Ich weiß auch nicht, warum die Leute dann nicht beispielsweise "DIE LINKE" wählen. Aber der Protest wählt mittlerweile in Kamikaze-Manier die AfD. "Kamikaze-Manier" deshalb, weil diese Partei laut ihrem Parteiprogramm natürlich noch marktradikaler ist als selbst die FDP. Aber das sind dann wohl die Art von Wählern, die sich nicht die Mühe machen wollen, Parteiprogramme durchzulesen, sondern einfach ihrem Ressentiment folgen.
Und für sie mag es, subjektiv betrachtet, sogar stimmen, dass "früher alles besser" war. Da gab es vermutlich für sie noch besser bezahlte Jobs mit einem guten Kündigungsschutz etc.
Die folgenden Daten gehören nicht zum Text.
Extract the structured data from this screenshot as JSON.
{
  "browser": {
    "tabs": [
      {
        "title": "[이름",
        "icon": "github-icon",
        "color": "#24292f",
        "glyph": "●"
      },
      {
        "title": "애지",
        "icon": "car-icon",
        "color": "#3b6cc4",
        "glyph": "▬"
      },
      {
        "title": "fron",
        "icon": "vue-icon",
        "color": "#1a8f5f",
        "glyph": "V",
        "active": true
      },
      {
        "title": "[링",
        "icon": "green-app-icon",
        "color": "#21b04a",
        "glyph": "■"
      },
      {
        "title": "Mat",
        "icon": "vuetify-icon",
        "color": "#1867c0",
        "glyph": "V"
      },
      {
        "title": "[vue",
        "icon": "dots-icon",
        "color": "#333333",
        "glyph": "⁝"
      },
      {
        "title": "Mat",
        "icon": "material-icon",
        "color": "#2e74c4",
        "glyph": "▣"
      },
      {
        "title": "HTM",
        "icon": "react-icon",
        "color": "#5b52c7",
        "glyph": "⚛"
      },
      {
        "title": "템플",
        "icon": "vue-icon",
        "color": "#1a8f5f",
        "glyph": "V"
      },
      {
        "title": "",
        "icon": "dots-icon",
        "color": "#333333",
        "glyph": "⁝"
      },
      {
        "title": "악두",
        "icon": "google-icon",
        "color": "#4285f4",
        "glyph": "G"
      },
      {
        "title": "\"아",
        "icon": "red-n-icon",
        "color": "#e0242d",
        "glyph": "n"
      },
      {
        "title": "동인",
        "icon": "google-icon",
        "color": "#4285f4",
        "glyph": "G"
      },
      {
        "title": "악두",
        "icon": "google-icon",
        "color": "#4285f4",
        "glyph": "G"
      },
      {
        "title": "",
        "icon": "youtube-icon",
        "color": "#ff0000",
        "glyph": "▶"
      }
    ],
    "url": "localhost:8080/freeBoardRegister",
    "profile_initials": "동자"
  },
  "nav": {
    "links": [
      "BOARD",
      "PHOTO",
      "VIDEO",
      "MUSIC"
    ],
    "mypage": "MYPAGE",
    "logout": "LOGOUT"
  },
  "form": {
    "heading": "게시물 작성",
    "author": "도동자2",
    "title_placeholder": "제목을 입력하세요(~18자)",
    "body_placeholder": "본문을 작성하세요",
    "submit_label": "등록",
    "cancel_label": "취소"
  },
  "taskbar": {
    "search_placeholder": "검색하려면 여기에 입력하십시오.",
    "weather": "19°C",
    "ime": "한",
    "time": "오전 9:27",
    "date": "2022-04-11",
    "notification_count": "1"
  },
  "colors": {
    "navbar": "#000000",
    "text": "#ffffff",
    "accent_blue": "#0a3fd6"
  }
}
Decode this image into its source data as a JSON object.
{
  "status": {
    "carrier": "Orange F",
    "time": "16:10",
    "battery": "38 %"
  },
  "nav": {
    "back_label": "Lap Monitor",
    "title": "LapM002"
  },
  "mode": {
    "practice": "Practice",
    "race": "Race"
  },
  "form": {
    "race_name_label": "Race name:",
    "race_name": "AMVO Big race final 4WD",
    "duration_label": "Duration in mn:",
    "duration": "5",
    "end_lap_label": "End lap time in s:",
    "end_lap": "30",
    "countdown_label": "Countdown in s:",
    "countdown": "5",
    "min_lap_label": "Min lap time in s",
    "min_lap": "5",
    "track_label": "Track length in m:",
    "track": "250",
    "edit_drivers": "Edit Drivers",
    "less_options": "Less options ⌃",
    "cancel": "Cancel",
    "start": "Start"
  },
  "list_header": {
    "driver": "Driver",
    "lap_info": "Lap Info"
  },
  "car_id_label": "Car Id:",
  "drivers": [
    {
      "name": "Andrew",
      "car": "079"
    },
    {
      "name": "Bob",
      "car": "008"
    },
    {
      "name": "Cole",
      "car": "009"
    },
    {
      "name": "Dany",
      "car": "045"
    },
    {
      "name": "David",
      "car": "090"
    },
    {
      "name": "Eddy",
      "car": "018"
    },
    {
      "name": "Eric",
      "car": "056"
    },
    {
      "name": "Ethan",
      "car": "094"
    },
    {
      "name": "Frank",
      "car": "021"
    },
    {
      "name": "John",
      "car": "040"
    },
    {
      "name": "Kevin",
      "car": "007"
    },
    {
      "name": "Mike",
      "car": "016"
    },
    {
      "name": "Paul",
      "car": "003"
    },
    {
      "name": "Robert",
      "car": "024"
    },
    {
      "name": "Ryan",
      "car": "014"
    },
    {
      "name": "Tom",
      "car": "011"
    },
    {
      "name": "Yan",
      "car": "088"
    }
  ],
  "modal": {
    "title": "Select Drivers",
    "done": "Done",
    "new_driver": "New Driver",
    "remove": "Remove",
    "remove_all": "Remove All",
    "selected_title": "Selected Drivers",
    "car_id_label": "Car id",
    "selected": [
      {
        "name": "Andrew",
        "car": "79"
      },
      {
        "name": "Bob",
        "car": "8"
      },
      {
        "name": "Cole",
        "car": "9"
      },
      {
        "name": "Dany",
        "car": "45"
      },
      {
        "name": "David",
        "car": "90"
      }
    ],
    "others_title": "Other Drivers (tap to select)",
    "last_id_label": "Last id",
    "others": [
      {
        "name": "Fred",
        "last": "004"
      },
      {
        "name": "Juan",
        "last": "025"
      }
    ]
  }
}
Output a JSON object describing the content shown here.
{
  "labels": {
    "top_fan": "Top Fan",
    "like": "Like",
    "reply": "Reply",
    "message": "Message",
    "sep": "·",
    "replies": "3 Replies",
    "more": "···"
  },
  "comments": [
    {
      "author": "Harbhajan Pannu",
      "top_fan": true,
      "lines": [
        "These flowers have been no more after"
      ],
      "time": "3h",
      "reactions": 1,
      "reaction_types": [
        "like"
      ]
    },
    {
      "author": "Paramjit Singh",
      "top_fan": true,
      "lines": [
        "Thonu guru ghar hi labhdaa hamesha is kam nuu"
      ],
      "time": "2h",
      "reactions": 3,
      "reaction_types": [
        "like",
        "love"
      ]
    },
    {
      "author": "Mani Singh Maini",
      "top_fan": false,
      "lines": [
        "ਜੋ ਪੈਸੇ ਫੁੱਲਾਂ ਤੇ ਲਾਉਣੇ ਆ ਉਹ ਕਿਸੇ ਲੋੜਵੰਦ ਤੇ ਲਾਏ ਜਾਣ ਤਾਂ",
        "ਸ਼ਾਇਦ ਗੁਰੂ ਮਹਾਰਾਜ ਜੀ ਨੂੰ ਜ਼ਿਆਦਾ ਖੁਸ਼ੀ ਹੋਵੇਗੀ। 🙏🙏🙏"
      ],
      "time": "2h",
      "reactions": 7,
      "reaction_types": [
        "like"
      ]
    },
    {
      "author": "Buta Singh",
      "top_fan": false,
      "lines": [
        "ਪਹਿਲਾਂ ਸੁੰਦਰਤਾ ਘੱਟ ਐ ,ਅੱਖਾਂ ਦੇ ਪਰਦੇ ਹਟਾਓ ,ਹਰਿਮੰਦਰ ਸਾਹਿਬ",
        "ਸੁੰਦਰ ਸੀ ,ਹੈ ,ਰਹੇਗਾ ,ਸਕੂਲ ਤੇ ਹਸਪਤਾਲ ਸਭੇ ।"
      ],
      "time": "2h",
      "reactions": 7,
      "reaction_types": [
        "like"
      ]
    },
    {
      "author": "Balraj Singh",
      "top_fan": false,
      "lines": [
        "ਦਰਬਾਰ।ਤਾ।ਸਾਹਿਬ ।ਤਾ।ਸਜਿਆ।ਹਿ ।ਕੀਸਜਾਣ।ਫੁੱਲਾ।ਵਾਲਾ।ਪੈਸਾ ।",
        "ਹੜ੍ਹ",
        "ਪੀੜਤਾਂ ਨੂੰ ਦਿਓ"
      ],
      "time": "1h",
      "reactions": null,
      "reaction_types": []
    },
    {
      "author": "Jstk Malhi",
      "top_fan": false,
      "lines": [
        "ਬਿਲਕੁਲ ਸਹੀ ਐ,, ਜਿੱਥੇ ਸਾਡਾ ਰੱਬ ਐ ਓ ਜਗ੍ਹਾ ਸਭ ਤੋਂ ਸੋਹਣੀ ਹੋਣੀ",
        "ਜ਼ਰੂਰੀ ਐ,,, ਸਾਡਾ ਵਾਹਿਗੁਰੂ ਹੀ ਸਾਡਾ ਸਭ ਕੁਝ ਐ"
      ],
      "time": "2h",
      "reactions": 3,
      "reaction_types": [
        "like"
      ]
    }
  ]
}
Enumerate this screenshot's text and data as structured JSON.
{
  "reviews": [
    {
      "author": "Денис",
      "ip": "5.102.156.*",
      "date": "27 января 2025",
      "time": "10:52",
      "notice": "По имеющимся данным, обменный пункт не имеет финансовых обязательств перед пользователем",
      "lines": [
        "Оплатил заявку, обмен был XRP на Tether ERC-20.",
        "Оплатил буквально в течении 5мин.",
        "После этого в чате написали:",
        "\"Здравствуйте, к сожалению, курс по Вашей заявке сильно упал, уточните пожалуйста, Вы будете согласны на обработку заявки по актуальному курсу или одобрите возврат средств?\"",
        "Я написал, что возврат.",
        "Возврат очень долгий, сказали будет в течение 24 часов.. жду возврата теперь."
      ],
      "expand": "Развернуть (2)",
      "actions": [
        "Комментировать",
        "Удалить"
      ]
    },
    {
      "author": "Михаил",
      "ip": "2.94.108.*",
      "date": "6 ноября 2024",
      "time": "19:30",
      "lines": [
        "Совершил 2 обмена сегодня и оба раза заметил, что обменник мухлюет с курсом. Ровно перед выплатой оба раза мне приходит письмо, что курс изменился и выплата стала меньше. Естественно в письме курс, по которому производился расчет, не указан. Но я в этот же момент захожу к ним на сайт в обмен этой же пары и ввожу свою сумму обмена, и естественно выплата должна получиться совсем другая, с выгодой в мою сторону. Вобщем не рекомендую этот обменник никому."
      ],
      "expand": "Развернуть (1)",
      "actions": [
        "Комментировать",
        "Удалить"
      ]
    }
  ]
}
Aber die AfD wäre die letzte, die ihre Situation verbessern würde! Und auch die anderen Parteien haben natürlich massiv geschlafen, wenn man sich zum Beispiel die Situation im Ruhrgebiet anschaut. Da gab es einen Strukturwandel. Und die Politik hat verschlafen, den Leuten andere, bessere Jobalternativen anzubieten bzw. Weiterbildungsmaßnahmen. Stattdessen kamen dann so unfähige und gewissenlose Politiker wie Wolfgang Clement und haben die Arbeitslosen und Verlierer des Strukturwandels als "Parasiten" beschimpft. Diesen Misstand nicht behoben zu haben, trifft natürlich alle Parteien, die dort an der Regierung waren. Aber die "konservativen Werte" einer Angela Merkel helfen da auch nicht. Im Gegenteil: Die Agenda 2010 beispielsweise war ihr nicht radikal genug. Und jetzt wählen die Abgehängten lieber aus Fundamentalprotest die AfD. Aber ob diese beiden Parteien es schaffen können oder auch nur wollen, den ehemaligen Kohlebergarbeitern neue gute Jobs zu vermitteln? Ich bezweifele es.